原状回復のために補修していくべき場所は次のような場所です。

・壁紙の張り替え 1平米あたり800円前後
・ふすまの張り替え 1枚あたり3,000~5,000円
・トイレにある水垢などの除去 5,000~8,000円
・床材の張り替え 1枚あたり8,000~10,000円
・浴室にある水垢やカビの除去 10,000~20,000円
・サッシにあるカビの除去 1箇所あたり10,000~20,000円
・柱の修繕 10,000~40,000円
・キッチンにある油汚れの掃除 15,000~25,000円
・下地ボードの取替 20,000~60,000円
・壁の全面張り替え 6畳だと40,000円程
・カーペットの張り替え 40,000~60,000円
・フローリングの張り替え 80,000円~

補修する場所や業者、何名で修繕していくのかでも金額は変わりますが、このくらいの費用がかかってきます。

例え10年以上アパートに住んでいても、経年劣化と判断される状況でなければ、原状回復費用として求められるでしょう。

入居時に敷金を支払っていれば、ある程度カバーできる、または返金がある場合もありますが、敷金を支払っていない場合は全額用意しなければなりません。

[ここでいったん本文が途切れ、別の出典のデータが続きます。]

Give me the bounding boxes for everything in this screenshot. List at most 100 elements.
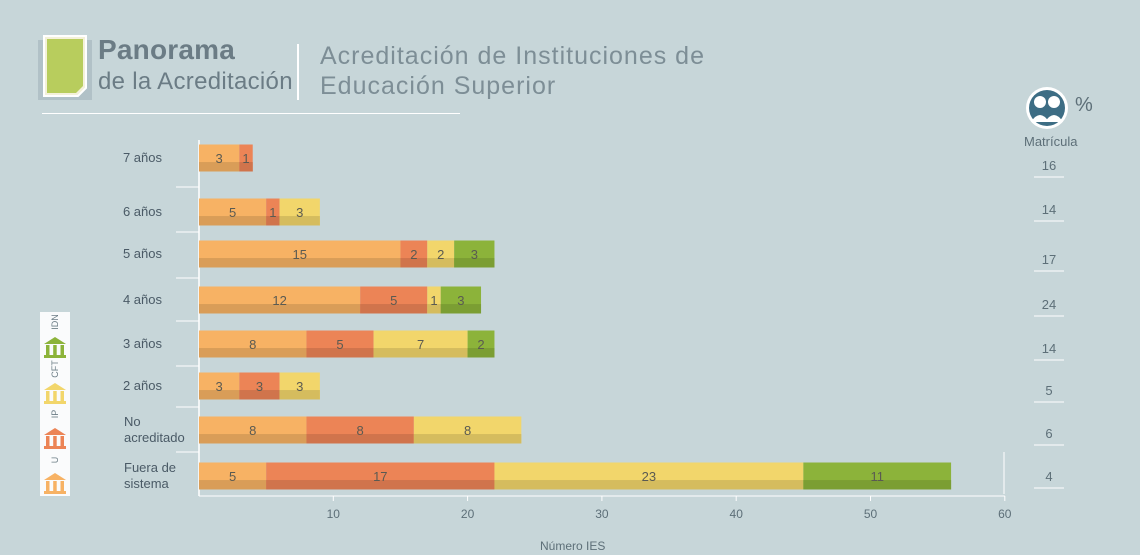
data-label: 5	[390, 293, 397, 308]
data-label: 2	[437, 247, 444, 262]
data-label: 17	[373, 469, 387, 484]
category-labels: 7 años 6 años 5 años 4 años 3 años 2 años No ac…	[123, 150, 185, 491]
bar-segment-shadow	[199, 390, 240, 400]
bar-segment-shadow	[266, 480, 495, 490]
building-roof	[44, 473, 66, 480]
bar-segment-shadow	[239, 390, 280, 400]
data-label: 23	[642, 469, 656, 484]
matricula-value: 4	[1045, 469, 1052, 484]
chart-subtitle-line2: Educación Superior	[320, 72, 557, 100]
data-label: 3	[216, 379, 223, 394]
data-label: 1	[430, 293, 437, 308]
category-label-line: acreditado	[124, 430, 185, 445]
data-label: 8	[357, 423, 364, 438]
document-icon	[38, 35, 92, 100]
bar-segment-shadow	[373, 348, 468, 358]
data-label: 12	[272, 293, 286, 308]
building-column	[60, 391, 64, 401]
building-column	[60, 345, 64, 355]
bar-segment-shadow	[279, 216, 320, 226]
bar-segment-shadow	[306, 348, 374, 358]
data-label: 3	[296, 205, 303, 220]
building-base	[44, 401, 66, 404]
bar-segment-shadow	[454, 258, 495, 268]
category-label-line: No	[124, 414, 141, 429]
building-column	[46, 481, 50, 491]
bar-segment-shadow	[427, 258, 455, 268]
x-tick-label: 20	[461, 507, 475, 521]
matricula-value: 6	[1045, 426, 1052, 441]
x-tick-label: 40	[730, 507, 744, 521]
students-icon	[1026, 87, 1068, 129]
bar-segment-shadow	[266, 216, 280, 226]
data-label: 8	[249, 423, 256, 438]
data-label: 5	[229, 205, 236, 220]
data-label: 3	[457, 293, 464, 308]
bar-segment-shadow	[440, 304, 482, 314]
category-label-line: Fuera de	[124, 460, 176, 475]
building-column	[53, 345, 57, 355]
legend-label: IP	[50, 410, 60, 419]
matricula-value: 16	[1042, 158, 1056, 173]
data-label: 8	[249, 337, 256, 352]
bar-segment-shadow	[199, 162, 240, 172]
building-column	[46, 436, 50, 446]
building-base	[44, 491, 66, 494]
bar-segment-shadow	[360, 304, 428, 314]
building-base	[44, 355, 66, 358]
matricula-value: 14	[1042, 341, 1056, 356]
legend-label: CFT	[50, 360, 60, 378]
data-label: 15	[292, 247, 306, 262]
building-roof	[44, 383, 66, 390]
matricula-percent-symbol: %	[1075, 94, 1093, 116]
institution-building-icon	[44, 337, 66, 358]
x-tick-label: 50	[864, 507, 878, 521]
data-label: 5	[229, 469, 236, 484]
category-label: 4 años	[123, 292, 163, 307]
data-label: 2	[477, 337, 484, 352]
header-title-line2: de la Acreditación	[98, 68, 293, 95]
category-label: 3 años	[123, 336, 163, 351]
category-label: 2 años	[123, 378, 163, 393]
x-tick-label: 30	[595, 507, 609, 521]
data-label: 11	[870, 469, 884, 484]
bar-segment-shadow	[467, 348, 495, 358]
bar-segment-shadow	[279, 390, 320, 400]
x-axis-label: Número IES	[540, 539, 606, 553]
data-label: 7	[417, 337, 424, 352]
category-label-line: sistema	[124, 476, 170, 491]
bar-segment-shadow	[427, 304, 441, 314]
matricula-values: 16 14 17 24 14 5 6 4	[1034, 158, 1064, 489]
matricula-value: 24	[1042, 297, 1056, 312]
bar-segment-shadow	[306, 434, 414, 444]
legend: IDN CFT IP U	[40, 312, 70, 496]
data-label: 1	[242, 151, 249, 166]
building-roof	[44, 337, 66, 344]
header-title: Panorama	[98, 34, 235, 65]
bar-segment-shadow	[199, 480, 267, 490]
category-label: 7 años	[123, 150, 163, 165]
building-roof	[44, 428, 66, 435]
data-label: 3	[256, 379, 263, 394]
data-label: 8	[464, 423, 471, 438]
header-underline	[42, 113, 460, 114]
x-tick-label: 60	[998, 507, 1012, 521]
bar-segment-shadow	[803, 480, 952, 490]
bar-segment-shadow	[199, 434, 307, 444]
building-column	[60, 481, 64, 491]
data-label: 1	[269, 205, 276, 220]
category-label: No acreditado	[124, 414, 185, 445]
category-label: 6 años	[123, 204, 163, 219]
data-label: 3	[471, 247, 478, 262]
chart-bars: 3 15 1 315 2 2 312 5 1 38 5 7 23 3 38 8 85 17 23 11	[199, 144, 952, 490]
bar-segment-shadow	[239, 162, 253, 172]
x-tick-label: 10	[327, 507, 341, 521]
chart-subtitle: Acreditación de Instituciones de	[320, 42, 705, 70]
institution-building-icon	[44, 383, 66, 404]
bar-segment-shadow	[199, 304, 361, 314]
x-tick-labels: 10 20 30 40 50 60	[327, 496, 1012, 521]
category-label: Fuera de sistema	[124, 460, 176, 491]
header-separator	[297, 44, 299, 100]
matricula-value: 17	[1042, 252, 1056, 267]
data-label: 2	[410, 247, 417, 262]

引っ越し費用とは別に、退去費用を用意しなければならない場合もあるということを、覚えておきましょう。

退去費用を抑えるためにできることは?

退去費用の請求額にビックリし、「もっときれいに使っていれば」と、後悔することもあるでしょう。

次に住むアパートでは、退去費用がなるべくかからないように気を付けていきたいものですよね。

それでは、退去費用を抑えるために借主ができることをいくつかお伝えします。

▼間仕切壁になるべく穴を開けない

アパートの壁は隣戸の境として、戸境壁と間仕切壁があります。

前者はコンクリートに直接クロスを張っていますが、間仕切壁は軽鉄とボードの上にクロスが張られているため、画鋲で穴を開けて時計などを壁に掛けられることができます。

しかし、ボードの部分に穴を開けた場合、経年劣化とは判断されにくく、借主側の負担となる場合があるので注意しましょう。

▼掃除はこまめに

浴室やトイレなど、水まわりは普通に使用していても水垢がつきやすいですよね。

こうした汚れは通常使用範囲として判断されることが多いですが、あまりにも汚れが酷い場合は、借主が掃除を怠ったと判断され、借主の負担になることもあります。

水周りだけでなく、キッチンなど汚れやすい場所を中心に、日頃から掃除しましょう。

こまめに掃除をすることで、「10年以上住んだ部屋とは思えないくらいきれい」と判断されれば、退去費用を抑えられるかもしれません。

退去するその日まできれいに使おう

アパートに何年住んでいたとしても、経年劣化ではない場合、借主側も修繕費用を負担しなければならないことがあります。

理由は何にしても、いつかはアパートを退去する日が訪れますよね。

そのようなときに、少しでも退去費用を抑えられるように、こまめな掃除を心がけましょう。

また、大家さんとの信頼のもと、部屋を借りているという意識で暮らすといいかもしれませんね。